BACKGROUND: Mental retardation and other medical problems (including ectopia lentis, osteoporosis, and thromboembolism) in patients who have homocystinuria as a result of a deficiency of cystathionine b -synthase can be prevented by the screening of newborns with measurement of blood methionine, followed by the early treatment of affected infants. Many infants with this disorder, however, are not identified by screening and have irreversible brain damage. METHODS: We reviewed the results of neonatal screening for homocystinuria over a period of 32 years in New England. Additional specimens were requested for repeated analysis when blood methionine measurements were at or above the established cutoff level.

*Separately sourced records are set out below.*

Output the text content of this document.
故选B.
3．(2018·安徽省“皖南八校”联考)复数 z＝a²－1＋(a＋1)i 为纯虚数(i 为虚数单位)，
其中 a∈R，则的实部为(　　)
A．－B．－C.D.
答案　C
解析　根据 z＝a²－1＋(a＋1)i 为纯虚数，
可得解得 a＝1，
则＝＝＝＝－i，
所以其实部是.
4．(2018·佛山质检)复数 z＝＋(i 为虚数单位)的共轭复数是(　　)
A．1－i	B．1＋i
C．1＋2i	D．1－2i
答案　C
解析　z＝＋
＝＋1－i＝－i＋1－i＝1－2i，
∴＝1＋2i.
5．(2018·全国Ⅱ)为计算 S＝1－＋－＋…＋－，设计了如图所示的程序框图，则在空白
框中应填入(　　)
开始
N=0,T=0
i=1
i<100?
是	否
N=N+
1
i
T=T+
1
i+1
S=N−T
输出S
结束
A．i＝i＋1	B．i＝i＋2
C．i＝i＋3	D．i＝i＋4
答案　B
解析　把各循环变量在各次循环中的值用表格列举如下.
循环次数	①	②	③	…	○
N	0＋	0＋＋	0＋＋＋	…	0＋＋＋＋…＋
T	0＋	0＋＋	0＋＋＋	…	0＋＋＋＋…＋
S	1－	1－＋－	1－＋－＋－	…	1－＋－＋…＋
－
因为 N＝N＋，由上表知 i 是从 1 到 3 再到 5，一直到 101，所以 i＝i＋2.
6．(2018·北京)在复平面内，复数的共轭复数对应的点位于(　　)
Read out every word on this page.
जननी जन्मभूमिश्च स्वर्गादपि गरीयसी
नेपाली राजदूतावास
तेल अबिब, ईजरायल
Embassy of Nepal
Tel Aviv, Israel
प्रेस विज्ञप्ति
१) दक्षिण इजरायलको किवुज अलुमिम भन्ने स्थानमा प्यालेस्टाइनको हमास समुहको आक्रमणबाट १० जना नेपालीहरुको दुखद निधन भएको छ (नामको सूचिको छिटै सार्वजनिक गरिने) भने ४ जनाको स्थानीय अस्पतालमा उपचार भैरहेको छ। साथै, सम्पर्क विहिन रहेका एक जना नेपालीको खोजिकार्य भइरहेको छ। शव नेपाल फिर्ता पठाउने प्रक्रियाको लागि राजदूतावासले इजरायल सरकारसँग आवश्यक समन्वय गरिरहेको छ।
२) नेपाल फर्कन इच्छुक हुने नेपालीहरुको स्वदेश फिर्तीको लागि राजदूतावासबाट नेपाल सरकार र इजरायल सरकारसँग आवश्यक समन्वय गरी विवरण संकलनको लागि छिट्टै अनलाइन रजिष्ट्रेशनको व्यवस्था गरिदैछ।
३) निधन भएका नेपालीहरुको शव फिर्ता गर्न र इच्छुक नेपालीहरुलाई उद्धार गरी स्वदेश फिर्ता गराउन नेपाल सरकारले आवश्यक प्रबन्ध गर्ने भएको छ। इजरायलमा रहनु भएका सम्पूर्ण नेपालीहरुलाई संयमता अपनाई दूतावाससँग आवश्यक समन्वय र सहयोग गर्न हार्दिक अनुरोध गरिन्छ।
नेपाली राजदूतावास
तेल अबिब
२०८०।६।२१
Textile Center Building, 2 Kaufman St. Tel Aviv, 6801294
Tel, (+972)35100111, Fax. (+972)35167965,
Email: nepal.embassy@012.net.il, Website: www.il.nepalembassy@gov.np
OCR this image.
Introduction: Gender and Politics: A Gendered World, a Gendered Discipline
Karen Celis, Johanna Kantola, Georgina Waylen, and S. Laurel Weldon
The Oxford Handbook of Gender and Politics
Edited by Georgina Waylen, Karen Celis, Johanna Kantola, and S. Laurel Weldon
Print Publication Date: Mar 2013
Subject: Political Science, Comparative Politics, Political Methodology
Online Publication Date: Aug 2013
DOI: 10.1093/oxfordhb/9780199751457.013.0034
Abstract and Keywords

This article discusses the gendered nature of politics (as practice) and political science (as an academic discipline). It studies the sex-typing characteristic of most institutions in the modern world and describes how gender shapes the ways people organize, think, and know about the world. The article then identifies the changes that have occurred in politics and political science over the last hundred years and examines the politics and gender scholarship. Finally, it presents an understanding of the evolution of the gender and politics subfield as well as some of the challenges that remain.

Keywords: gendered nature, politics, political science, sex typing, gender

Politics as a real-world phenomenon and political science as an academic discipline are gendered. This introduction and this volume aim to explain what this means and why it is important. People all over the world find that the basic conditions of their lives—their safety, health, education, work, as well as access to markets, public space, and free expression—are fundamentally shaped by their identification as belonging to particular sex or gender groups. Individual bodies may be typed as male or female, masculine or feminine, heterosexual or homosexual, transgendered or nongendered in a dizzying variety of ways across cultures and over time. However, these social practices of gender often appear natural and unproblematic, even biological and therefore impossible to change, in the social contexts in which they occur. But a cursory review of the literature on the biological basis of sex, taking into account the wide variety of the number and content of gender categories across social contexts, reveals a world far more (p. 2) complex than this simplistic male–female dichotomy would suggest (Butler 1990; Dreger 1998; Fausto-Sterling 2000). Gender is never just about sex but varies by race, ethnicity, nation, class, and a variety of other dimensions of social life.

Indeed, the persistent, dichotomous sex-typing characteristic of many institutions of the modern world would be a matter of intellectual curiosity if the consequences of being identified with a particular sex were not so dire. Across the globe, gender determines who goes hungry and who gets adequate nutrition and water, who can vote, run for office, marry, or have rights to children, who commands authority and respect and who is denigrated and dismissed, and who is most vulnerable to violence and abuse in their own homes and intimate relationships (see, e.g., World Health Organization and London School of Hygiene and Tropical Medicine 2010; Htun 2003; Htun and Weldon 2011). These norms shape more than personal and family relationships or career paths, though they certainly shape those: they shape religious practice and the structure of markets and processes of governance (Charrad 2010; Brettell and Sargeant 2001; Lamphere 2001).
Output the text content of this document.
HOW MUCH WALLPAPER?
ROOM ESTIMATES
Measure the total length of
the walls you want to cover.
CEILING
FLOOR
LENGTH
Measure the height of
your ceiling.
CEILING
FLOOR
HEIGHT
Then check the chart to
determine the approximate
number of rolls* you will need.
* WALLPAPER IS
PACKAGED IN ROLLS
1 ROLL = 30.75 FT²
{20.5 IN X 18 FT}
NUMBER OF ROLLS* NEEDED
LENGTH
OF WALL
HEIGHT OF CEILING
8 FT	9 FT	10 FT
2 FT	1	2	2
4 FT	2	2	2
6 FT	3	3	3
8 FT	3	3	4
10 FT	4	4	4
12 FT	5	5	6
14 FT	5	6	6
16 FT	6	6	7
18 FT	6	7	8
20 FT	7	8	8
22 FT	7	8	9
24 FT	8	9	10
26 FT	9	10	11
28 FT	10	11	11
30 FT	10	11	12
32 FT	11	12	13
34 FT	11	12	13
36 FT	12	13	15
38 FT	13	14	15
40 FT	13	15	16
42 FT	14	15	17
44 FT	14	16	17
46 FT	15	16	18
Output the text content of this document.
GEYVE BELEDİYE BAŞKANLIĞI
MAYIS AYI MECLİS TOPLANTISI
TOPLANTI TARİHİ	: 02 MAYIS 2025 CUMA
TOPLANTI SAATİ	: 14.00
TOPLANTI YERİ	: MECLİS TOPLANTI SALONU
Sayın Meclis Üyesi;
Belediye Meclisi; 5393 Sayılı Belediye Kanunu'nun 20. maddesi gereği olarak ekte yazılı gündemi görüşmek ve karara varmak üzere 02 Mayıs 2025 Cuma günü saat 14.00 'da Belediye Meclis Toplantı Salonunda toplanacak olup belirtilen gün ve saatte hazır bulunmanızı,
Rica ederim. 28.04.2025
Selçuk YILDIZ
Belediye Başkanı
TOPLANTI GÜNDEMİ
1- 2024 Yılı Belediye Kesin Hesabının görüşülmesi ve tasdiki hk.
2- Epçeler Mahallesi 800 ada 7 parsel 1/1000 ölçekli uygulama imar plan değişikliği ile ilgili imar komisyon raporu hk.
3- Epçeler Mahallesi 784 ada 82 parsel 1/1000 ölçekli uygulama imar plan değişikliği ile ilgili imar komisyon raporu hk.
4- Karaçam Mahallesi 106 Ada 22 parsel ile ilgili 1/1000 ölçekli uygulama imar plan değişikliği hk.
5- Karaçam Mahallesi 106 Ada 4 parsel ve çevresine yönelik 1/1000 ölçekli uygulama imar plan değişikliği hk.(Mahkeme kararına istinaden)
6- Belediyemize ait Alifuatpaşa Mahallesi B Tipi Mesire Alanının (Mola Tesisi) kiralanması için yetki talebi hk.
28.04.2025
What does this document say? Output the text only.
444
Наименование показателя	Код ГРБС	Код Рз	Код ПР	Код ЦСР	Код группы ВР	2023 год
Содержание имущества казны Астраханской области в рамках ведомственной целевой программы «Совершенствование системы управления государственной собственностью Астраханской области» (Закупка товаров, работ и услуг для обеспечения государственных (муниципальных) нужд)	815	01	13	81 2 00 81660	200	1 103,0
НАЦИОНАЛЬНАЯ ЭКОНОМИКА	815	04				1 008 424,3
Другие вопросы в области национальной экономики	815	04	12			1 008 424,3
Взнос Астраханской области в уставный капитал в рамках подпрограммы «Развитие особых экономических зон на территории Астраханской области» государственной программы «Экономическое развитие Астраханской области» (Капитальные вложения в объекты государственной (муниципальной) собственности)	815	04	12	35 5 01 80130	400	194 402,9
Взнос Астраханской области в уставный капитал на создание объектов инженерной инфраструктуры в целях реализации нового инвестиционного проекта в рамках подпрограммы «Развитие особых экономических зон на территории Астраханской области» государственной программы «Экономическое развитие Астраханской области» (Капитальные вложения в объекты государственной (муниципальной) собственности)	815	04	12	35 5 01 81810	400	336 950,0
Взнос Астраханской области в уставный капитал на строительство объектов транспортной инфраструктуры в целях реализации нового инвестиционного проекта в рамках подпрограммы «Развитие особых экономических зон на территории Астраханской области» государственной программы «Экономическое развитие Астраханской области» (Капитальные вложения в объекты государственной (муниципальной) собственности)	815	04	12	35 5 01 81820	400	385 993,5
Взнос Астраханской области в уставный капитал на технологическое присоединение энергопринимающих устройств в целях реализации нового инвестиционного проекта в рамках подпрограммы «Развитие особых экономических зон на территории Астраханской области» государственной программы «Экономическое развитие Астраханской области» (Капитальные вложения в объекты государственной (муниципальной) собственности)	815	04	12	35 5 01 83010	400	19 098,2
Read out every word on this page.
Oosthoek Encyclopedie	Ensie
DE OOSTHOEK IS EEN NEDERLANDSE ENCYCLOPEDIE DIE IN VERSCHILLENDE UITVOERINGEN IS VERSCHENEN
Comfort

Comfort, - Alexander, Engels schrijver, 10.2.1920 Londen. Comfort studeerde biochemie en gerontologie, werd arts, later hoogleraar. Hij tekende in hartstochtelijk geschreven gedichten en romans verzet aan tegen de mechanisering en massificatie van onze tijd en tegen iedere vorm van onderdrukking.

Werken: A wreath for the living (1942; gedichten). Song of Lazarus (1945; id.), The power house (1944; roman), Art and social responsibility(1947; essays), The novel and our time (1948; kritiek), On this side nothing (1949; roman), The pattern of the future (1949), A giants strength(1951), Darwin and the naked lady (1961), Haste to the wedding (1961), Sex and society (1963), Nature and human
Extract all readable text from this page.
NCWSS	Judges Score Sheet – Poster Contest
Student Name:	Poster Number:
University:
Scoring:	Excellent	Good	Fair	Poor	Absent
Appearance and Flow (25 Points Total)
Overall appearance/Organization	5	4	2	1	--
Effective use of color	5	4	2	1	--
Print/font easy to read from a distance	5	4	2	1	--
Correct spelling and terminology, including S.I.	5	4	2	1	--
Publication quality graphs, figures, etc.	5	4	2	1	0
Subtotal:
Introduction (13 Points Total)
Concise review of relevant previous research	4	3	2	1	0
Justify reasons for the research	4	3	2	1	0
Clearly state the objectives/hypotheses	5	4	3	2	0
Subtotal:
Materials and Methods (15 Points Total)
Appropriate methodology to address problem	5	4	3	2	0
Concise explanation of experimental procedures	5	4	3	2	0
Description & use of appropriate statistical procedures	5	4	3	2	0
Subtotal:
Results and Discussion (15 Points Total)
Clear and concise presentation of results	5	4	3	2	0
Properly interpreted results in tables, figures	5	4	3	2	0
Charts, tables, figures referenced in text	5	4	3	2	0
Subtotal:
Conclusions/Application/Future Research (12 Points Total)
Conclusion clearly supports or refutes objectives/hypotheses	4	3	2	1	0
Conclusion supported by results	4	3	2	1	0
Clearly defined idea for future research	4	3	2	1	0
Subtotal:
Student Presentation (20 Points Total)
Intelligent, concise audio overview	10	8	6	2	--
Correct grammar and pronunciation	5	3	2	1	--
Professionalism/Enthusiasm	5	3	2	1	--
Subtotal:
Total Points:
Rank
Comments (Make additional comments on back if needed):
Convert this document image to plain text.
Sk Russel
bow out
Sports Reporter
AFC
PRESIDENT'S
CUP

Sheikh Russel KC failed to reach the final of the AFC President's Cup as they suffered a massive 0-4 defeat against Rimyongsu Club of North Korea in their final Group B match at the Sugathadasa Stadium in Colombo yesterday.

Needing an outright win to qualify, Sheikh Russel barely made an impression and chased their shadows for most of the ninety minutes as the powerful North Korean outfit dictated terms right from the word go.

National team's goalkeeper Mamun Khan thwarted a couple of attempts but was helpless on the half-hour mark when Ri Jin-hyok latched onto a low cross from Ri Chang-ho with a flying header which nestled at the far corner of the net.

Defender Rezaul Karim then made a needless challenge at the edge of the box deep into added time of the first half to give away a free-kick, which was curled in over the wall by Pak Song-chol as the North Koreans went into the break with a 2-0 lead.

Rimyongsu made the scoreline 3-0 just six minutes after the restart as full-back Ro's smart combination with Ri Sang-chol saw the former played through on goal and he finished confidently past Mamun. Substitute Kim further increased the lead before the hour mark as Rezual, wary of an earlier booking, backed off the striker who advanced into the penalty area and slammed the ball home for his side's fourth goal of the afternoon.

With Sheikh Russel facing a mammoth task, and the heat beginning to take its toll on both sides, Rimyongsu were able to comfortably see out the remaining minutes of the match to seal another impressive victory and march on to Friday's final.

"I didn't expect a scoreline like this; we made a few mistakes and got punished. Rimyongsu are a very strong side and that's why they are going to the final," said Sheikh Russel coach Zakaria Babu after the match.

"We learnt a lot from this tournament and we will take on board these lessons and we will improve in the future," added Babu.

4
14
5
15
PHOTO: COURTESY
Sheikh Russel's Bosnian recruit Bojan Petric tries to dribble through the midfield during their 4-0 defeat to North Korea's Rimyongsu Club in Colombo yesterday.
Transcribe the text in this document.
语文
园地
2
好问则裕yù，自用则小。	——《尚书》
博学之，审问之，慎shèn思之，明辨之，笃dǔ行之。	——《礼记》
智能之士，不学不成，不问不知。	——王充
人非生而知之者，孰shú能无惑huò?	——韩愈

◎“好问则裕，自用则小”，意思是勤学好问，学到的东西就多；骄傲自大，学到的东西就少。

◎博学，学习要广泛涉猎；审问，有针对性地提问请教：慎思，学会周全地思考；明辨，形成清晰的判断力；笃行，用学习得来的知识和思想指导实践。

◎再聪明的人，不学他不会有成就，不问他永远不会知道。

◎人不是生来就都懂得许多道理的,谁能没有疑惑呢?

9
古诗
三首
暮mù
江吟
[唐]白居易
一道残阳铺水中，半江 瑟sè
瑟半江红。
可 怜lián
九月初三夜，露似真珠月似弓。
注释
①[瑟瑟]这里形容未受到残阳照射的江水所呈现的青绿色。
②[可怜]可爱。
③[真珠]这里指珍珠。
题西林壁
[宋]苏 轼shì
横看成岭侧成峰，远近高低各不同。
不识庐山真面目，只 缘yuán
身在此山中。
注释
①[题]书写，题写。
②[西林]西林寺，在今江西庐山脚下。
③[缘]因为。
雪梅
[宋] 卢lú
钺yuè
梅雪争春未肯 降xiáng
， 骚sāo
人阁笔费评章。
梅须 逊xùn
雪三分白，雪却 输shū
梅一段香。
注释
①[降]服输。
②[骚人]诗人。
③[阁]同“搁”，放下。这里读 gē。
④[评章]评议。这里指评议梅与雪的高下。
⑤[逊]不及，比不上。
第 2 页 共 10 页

Homocystinuria due to cystathionine b-synthase deficiency was confirmed by quantitative amino acid analyses. RESULTS: For the first 23.5 years of the review period, the blood methionine cutoff value was 2 mg per deciliter (134 µmol per liter). Among the 2.2 million infants screened during that period, 8 with homocystinuria were identified (1:275,000). In 1990, the cutoff value was reduced to 1 mg per deciliter (67 µmol per liter). Among the 1.1 million infants screened in the subsequent 8.5 years, 7 with the disorder were identified (1:157,000). During the latter period, the speci- mens were collected from six of the seven infants when they were two days of age or less; five of the six had blood methionine concentrations below 2 mg per deciliter. Use of the reduced cutoff level increased the false positive rate from 0.006 percent to 0.03 percent. CONCLUSIONS: A cutoff level for blood methionine of 1 mg per deciliter in neonatal screening tests for homocystinuria should identify affected infants who have only slightly elevated concentrations of methionine and reduce the frequency of false negative results.